Шестов — из еврейской семьи. «Кислотный ум!» Не «та ли самая» это была беспочвенность — «без религии, Родины и аристократизма», — о которой сказано выше? Нет. Поговорим немного о Льве Шестове.

I. Об «Апоѳеозѣ безпочвенности»

Книга эта освобождает мысль и сегодня не менее важна, чем в 1900-е годы. Вероятно, сегодня она еще нужнее, потому что современная мысль более догматична и более нетерпима, чем была мысль при конце «старого мира». Шестов — великий освободитель. «Беспочвенность», о которой говорил Шестов, означала свободу разума от догмы, а не от культуры. Если русские издатели конца XX века печатали «Апоѳеозъ» как «книгу об абсурдности человеческого существования», то это потому, что «книгой о поиске истины» почти никого у нас в те дни привлечь было нельзя. Впрочем, так оно и сейчас осталось.

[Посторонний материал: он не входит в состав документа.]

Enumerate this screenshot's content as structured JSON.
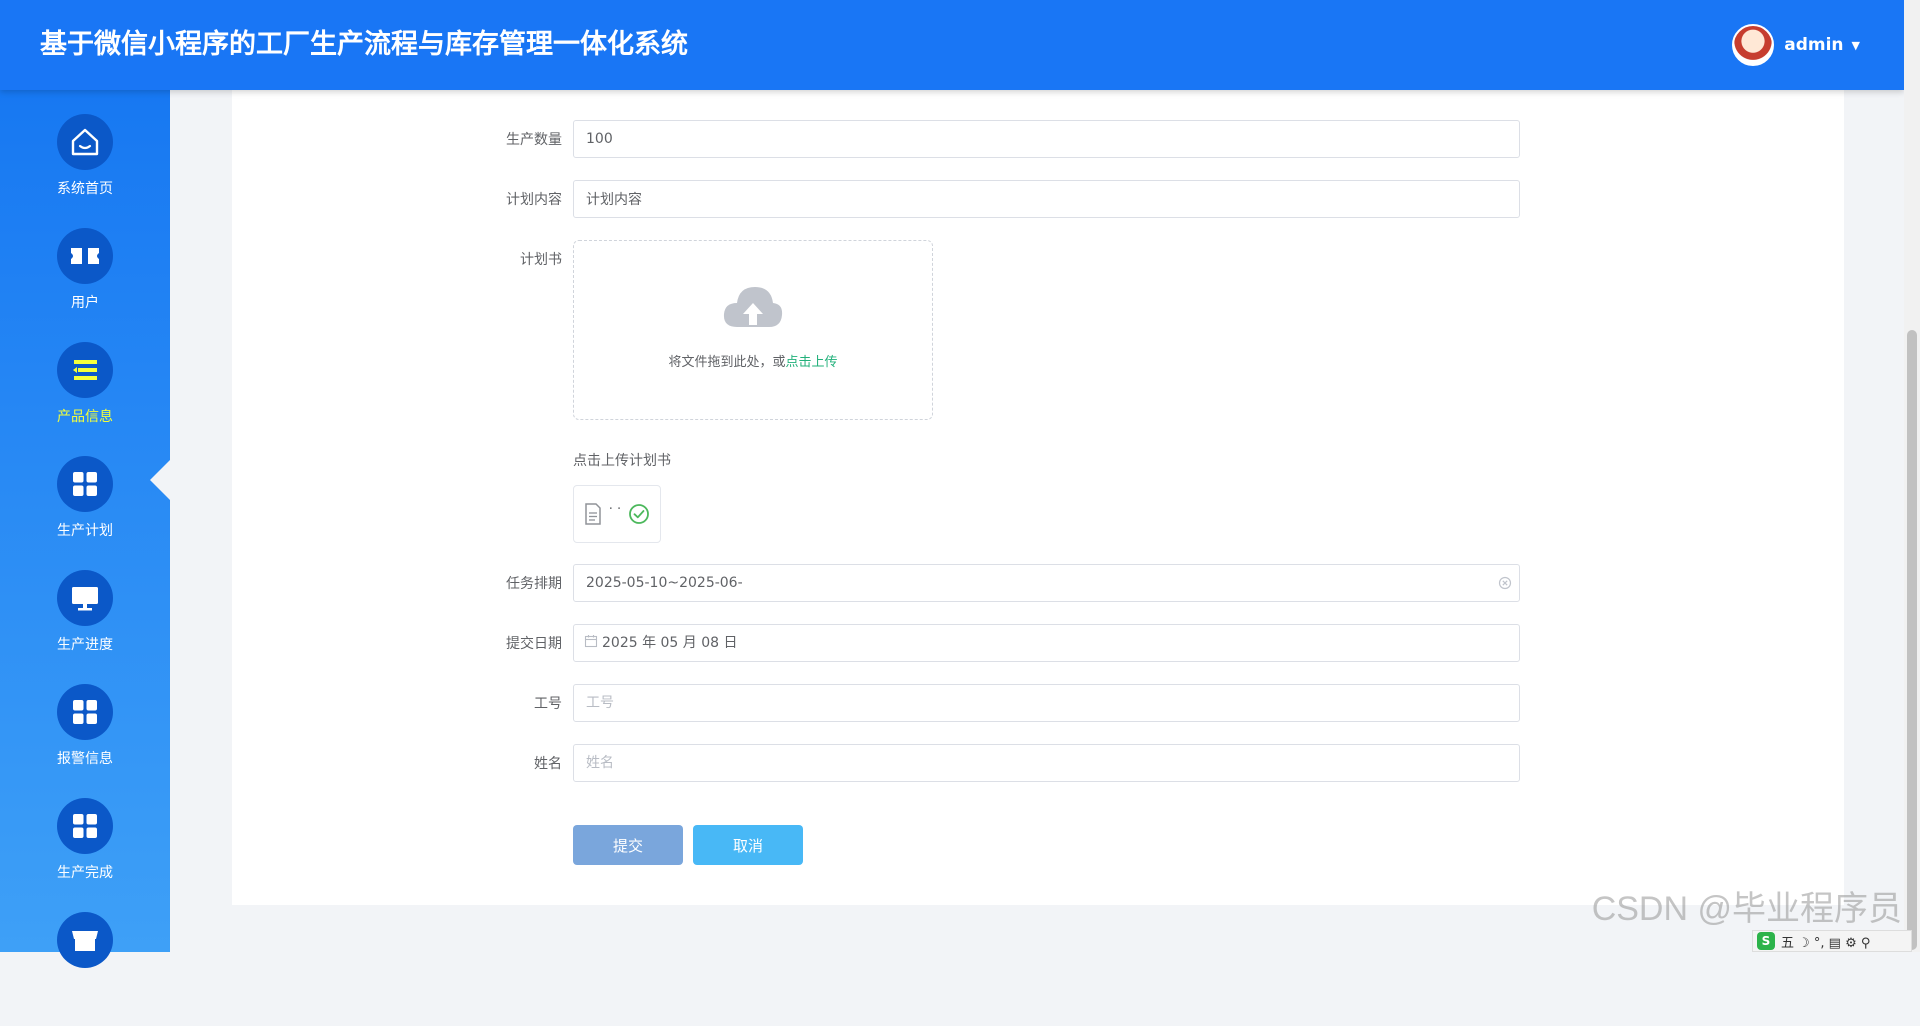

Проповедь Шестова освобождающа. Когда-то, когда я искал противоядия от горделивого науковерия наших дней, я нашел его у Шестова:

«Для того чтобы вырваться изъ власти современныхъ идей, рекомендуется знакомиться съ исторіей: жизнь иныхъ народовъ, въ иныхъ странахъ и въ иныя времена научаетъ насъ понимать, что считающіяся у насъ вѣчными идеи суть только наши заблужденія. Еще одинъ шагъ: нужно представить себѣ человѣчество живущимъ не на землѣ, и всѣ земныя вѣчныя идеи потеряютъ свое обаяніе». [3]

Или вот, в другом месте:

«Нужно взрыть убитое и утоптанное поле современной мысли. Потому во всемъ, на каждомъ шагу, при случаѣ и безъ всякаго случая, основательно и неосновательно слѣдуетъ осмѣивать наиболѣе принятыя сужденія и высказывать парадоксы. А тамъ — видно будетъ».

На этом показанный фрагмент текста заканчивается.